Table 5. Policy setting and decision making expressions in meeting women reproductive preferences.
Theme 4 | Women | Health Staff | Policymakers |
---|---|---|---|
Policy setting and decision making processes on reproductive care preferences |
“people come to the community to meet us and ask us question on how satisfied we are with services, but we never see any differences in what they provide now from the old”-w1 “some of us do not really care of who takes part in the decision making to deliver us services, all we want to see is more friendlier support from health staff, and our ability to use our health insurance to benefit from available services provided”-w2 “We have health committees at each community facility, just few members are often informed of the clinic facilities concerns for ore services”-w3 “onetime health staff and people from the district came and held a meeting with men on allowing us use facilities for childbirth, we were never involved although the aim of the meeting was to benefit us”-w4 “Our chiefs and opinion leaders play active role in passing information from health center to all of us, but that is not enough since we expect some more engagements from frontline services providers like nurses who attend to us”-w5 “Decisions on services and our expected roles as women when receiving these should be well disseminated using our women leaders to help us”-w6 “We see and recognize health staff as immediate providers of care, what happens in terms of how satisfied we are, relationship building and mutual trust affects decision making on meeting our reproductive preferences”-w7 “Although we do not determine what services facilities should provide, our decisions and choices based on certain service demands should drive providers and policy managers to take steps to make these services friendly and available even to the few women who need them”-w8 |
“At the facility, we don’t procure or singly adopt an intervention without prior authorization from the district or regional level”-hs1 “We are often called to the regional level for refresher trainings on reproductive health, something I don’t think can be considered as inclusive on how these interventions are designed”-hs2 “Most policies just come from the Ministry level, what is women pressing needs in Bongo here does not matter”-hs3 “most services are rendered based on health staff training received whiles in school, this is difficult to capture and meet changing needs of reproductive users”-hs4 “When women complain of preferences not met, we just tell them we are working on it… however that decision does not depend on us when the policy actors determine what service should be provided based on its availability to us”-hs5 “we just provide the services made available to us, if its counseling services, we provide what information is on the protocol”-hs6 “Some staff incorporates context need by engaging facility committees, but the challenge is these are not always supported in budget lines from district or facility level”-hs7 “Standards of services to provide are sent from the district level without prior sensitization and health providers inputs, we are only called for trainings when we complain of understanding and applying these standards in relation to the settings we work”-hs8 “Women have visited for services not present. we advocated for our capacities to be improved to provide these such as infertility, post-abortion care and building awareness on aspects of female genital mutilation, but these are not viewed important at the top people”-hs9 |
“Our priorities sometimes are largely defined by what donor money is available and what needs can be met at any particular time”–p1 “One major concern is so many private providers are active players in the reproductive health industry, but there appear to be little synergy between the public and private sector.
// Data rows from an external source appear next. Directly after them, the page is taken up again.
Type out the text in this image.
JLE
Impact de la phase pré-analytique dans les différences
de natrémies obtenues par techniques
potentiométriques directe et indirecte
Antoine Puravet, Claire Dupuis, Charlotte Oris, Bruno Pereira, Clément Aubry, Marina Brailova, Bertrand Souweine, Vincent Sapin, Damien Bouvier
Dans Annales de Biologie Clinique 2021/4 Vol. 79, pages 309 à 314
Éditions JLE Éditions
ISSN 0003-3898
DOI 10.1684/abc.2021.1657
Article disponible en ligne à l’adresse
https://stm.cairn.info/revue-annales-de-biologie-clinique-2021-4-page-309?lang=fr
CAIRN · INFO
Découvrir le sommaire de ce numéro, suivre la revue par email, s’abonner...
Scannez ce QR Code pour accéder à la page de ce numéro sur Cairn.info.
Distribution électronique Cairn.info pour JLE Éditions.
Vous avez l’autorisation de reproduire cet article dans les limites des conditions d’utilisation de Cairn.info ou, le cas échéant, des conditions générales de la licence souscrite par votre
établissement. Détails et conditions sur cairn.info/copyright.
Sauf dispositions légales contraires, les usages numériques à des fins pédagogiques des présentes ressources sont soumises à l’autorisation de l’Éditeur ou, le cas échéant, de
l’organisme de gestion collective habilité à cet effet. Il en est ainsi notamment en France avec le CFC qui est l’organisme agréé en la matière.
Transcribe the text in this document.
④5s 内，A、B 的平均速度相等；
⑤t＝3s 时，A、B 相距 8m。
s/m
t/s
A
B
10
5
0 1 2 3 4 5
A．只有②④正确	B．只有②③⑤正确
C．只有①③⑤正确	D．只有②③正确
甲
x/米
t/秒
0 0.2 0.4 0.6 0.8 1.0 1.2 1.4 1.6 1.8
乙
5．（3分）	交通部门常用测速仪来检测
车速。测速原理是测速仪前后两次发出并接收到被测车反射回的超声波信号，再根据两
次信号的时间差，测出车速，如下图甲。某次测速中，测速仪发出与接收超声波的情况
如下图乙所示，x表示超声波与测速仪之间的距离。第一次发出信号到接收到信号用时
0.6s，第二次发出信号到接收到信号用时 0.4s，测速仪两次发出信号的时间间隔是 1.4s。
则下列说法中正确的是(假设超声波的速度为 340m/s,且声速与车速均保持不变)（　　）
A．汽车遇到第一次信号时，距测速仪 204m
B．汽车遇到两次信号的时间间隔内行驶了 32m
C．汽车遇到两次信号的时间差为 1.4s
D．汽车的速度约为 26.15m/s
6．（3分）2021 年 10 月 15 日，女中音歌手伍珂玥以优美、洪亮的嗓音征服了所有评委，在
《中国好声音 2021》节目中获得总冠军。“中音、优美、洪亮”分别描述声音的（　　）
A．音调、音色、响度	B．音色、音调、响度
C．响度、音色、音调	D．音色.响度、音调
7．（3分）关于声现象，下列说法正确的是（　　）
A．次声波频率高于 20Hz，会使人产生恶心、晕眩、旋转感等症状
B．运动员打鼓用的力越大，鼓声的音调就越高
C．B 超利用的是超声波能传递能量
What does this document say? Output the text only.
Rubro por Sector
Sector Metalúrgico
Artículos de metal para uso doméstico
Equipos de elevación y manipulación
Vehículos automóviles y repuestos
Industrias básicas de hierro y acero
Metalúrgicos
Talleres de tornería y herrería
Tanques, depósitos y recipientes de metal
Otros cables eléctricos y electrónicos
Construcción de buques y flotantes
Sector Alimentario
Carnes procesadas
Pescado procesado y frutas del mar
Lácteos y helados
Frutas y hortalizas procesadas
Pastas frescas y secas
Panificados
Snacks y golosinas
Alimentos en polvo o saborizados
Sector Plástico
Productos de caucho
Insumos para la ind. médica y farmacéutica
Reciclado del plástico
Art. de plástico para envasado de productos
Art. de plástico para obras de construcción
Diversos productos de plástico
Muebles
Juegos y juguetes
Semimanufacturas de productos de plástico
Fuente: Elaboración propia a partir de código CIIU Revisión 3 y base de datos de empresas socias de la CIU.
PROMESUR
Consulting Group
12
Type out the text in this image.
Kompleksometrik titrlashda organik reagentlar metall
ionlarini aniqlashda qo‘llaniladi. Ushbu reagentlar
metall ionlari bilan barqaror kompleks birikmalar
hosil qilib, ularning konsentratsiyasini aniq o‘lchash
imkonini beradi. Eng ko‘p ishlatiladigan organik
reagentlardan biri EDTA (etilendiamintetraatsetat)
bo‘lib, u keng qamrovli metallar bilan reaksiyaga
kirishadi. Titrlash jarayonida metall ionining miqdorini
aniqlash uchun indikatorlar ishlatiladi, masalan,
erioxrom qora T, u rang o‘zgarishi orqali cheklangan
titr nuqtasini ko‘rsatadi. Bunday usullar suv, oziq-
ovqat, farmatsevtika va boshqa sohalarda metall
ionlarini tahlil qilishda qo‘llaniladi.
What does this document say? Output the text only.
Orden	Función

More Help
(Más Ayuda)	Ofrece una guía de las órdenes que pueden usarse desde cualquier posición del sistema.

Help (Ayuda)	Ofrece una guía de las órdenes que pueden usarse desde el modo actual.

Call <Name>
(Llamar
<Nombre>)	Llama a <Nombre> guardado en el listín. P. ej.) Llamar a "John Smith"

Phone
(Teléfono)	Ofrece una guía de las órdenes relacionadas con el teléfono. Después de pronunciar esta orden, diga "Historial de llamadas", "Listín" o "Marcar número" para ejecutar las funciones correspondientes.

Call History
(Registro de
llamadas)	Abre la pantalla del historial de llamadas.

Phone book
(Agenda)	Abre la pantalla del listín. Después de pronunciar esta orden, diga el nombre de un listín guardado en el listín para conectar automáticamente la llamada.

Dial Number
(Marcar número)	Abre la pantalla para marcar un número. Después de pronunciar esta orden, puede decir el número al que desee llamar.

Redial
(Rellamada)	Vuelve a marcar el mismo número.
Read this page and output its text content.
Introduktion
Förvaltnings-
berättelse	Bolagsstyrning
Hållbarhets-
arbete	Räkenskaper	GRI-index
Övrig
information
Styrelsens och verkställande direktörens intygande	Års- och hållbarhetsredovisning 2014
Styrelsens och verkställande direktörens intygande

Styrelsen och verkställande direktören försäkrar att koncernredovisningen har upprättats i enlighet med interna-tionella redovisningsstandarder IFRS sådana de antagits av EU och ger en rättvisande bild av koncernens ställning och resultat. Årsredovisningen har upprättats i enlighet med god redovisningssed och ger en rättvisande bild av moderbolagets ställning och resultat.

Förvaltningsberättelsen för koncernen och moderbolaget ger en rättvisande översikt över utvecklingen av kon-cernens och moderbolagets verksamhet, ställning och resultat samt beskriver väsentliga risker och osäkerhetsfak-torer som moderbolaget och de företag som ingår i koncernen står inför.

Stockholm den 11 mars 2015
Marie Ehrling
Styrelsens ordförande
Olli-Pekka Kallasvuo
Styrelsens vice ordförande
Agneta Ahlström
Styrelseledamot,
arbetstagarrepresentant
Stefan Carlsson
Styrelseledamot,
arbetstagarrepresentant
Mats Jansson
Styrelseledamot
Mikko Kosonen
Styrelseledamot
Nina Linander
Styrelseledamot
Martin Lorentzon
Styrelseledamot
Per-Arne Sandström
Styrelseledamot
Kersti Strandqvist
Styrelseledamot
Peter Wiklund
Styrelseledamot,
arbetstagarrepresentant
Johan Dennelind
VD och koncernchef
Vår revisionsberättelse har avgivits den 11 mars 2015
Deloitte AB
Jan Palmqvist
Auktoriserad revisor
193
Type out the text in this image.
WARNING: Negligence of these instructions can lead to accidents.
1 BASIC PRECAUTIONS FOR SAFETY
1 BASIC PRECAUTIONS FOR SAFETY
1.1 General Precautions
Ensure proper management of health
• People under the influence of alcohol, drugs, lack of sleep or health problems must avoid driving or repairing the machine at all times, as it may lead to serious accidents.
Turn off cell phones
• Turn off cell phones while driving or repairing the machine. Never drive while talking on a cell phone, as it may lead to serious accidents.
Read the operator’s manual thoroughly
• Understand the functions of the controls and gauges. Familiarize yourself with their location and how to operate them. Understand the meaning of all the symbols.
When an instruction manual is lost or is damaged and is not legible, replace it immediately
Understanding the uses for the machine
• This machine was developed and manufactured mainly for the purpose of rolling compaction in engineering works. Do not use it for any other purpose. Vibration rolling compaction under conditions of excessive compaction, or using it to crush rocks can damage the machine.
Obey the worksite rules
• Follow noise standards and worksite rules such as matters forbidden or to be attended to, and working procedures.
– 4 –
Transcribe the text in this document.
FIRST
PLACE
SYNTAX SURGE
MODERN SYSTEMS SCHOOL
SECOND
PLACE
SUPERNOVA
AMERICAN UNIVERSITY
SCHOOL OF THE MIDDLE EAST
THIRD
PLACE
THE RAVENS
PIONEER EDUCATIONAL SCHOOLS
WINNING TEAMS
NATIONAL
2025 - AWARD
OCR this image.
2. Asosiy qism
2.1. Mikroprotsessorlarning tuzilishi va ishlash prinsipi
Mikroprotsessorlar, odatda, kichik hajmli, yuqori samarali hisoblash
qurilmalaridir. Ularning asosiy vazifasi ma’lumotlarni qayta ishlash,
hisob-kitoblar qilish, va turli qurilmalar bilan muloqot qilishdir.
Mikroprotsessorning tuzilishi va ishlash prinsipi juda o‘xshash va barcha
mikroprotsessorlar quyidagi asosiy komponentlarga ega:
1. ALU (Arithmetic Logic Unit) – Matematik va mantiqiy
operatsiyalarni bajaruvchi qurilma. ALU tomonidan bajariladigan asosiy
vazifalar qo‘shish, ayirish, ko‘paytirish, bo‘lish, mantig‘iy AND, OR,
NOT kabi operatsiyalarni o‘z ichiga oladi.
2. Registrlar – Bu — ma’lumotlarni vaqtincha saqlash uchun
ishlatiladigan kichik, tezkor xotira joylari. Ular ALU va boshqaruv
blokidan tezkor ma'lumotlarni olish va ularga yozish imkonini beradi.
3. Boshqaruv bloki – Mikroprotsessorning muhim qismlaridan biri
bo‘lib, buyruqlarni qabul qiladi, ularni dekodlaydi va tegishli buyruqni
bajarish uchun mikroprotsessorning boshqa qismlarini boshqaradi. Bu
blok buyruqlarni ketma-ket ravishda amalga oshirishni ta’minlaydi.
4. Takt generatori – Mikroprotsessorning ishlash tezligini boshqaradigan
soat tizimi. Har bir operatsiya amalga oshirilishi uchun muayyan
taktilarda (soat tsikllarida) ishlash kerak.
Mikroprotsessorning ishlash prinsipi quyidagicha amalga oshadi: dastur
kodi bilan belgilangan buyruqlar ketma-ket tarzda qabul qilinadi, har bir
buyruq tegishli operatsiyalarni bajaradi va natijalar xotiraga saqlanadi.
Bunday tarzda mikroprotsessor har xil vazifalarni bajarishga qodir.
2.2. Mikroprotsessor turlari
Most of them are not fully captured, and involved in providing strategic services”-p2 “we sometimes prioritize, other times, funds are already allocated based on prioritized areas for the region”-p3 “activities that we often have the ability to prioritize are very few, so we do not determine which major reproductive activities in the district”-p4 “most of what we prioritize at this level has to do with education and sensitization activities”-p5 “Policy processes include health staff when they have to disseminate/apply skills for service improvements”-p6 “Reproductive, maternal and child health unit at district hospital levels was created to meet reproductive priorities. The challenge has always been too much focus on few streams of reproductive care.”-p7 “We should start the debate on how to fund these services, donors’ funds is been withdrawn in some service need…”-p8 “The Sector Wide Approaches (SWAp) MDGs, and now SDGs goals drive most approaches we do since funding comes along these lines”-p9 “The economic value of most interventions are lacking, so what should guide future policy decision processes…”-p10 “As private providers, we think the reproductive policy must set clear guidelines on reproductive policy settings standards, something currently lacking”-p11 “We have a monitoring and evaluation team at the regional level that ensures targets budgeted activities are undertaken”-p12 “I admit sometimes our activities are too ad hoc and sometimes we taking decisions at the district level do not understand them before we start implementing”-p14 |
Wn, hsn, pn denotes women, health staff and policymaker’s expressions.Superscript n denotes the number of view counts expressed by participants.